The Minister for Communications, Mr Ahern, has demanded a detailed report on an unprecedented $1 billion (€850 million) loan being raised by the ESB in New York.
The deal is believed to be the second largest fund-raising undertaken to date in the New York private placement market where companies raise money by selling their bonds directly to investors. Bonds issued through private placements are not subject to the same level of regulation as traded investments such as stocks and shares.
Mr Ahern was reported in Sunday newspapers to be "furious" about not being informed about the advanced nature of the fund-raising activity. This was after The Irish Times revealed last Friday the ESB had already managed to raise $300 million.
Mr Ahern's spokesman said he was now being kept informed of developments and was seeking a report from his officials. The Minister was reported to be unhappy about the ESB going on a "solo run" on such a large deal.
Final approval for the fund-raising will have to come from the Government which is the controlling shareholder of the ESB.
The ESB declined to comment last night. The board is engaged in the largest infrastructure investment programme by any company in the history of the State. It intends to spend €3.5 billion over the next five years.
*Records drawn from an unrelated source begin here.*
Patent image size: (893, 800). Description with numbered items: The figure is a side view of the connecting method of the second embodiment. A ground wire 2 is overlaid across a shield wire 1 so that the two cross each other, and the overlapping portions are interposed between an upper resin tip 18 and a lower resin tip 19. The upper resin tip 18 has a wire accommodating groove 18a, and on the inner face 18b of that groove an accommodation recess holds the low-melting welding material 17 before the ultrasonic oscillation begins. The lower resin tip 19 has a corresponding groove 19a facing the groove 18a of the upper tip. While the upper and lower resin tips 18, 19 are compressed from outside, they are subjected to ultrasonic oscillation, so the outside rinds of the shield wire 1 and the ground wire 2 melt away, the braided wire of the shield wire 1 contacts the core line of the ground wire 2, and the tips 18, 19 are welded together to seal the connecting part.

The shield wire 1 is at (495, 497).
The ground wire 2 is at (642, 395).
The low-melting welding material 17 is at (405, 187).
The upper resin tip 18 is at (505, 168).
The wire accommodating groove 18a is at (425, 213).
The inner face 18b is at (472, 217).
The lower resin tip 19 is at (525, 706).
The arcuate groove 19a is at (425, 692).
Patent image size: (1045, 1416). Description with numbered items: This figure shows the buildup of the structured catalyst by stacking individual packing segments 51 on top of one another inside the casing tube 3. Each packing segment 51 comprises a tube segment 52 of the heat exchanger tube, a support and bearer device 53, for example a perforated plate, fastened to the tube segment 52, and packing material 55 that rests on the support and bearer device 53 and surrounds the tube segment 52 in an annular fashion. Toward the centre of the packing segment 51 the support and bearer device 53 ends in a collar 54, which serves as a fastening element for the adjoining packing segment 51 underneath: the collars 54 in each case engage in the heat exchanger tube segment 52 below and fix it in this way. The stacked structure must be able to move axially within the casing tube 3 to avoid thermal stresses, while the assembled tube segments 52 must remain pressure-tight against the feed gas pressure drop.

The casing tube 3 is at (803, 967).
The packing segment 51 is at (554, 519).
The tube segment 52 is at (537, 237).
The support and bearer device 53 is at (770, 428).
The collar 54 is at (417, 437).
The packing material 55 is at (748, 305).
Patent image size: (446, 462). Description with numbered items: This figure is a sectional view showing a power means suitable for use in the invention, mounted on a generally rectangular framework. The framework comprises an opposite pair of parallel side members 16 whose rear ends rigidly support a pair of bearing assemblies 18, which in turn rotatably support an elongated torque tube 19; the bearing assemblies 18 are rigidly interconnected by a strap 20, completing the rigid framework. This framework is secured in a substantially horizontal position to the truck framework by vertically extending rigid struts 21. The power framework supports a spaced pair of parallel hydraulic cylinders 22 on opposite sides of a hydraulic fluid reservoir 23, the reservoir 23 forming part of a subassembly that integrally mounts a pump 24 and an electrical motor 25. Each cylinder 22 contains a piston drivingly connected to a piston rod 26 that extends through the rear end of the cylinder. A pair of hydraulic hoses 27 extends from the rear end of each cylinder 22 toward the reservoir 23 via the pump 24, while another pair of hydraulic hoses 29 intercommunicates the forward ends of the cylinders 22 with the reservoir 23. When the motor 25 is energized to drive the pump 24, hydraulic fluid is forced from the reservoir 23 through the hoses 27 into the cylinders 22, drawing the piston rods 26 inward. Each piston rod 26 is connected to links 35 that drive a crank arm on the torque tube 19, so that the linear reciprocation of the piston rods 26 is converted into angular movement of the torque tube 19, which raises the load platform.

The funds raised in the US are likely to be used by the ESB to renew the electricity network and to upgrade some of its older stations. The ESB has been looking at a number of options for future funding over the past year.
US reports indicated yesterday the ESB has managed to raise $1 billion in a deal arranged by two leading banks, ABN Amro and Barclays Capital.
The ESB has declined to comment on these reports emanating from US sources.
A target of $300 million was set for the fund-raising originally, but according to US sources, a "frenzy" of interest among investors prompted the banks involved to arrange another $700 million. About 27 investors are believed to have participated in the deal, some from the US and others from Britain.
A Government-backed western European electricity company is regarded as a highly attractive investment vehicle to investors in the US.
The level of debt at the ESB has been growing in recent years. The company had debts of € 632 million in 2001, but this rose to €902 million last year - a 43 per cent increase.
According to the company's annual report: "The group has developed strong banking relationships, which will be of benefit to the ongoing financing of the business."
The relationship between the Government and the ESB has altered in recent years. Following instructions from the Department of Finance, the company last year paid a €40 million dividend to the Department of Finance, the first payment in recent times. This was taken from its strong pre-tax profits for 2002 of €196 million.
The company's results for 2003 are expected to be equally strong.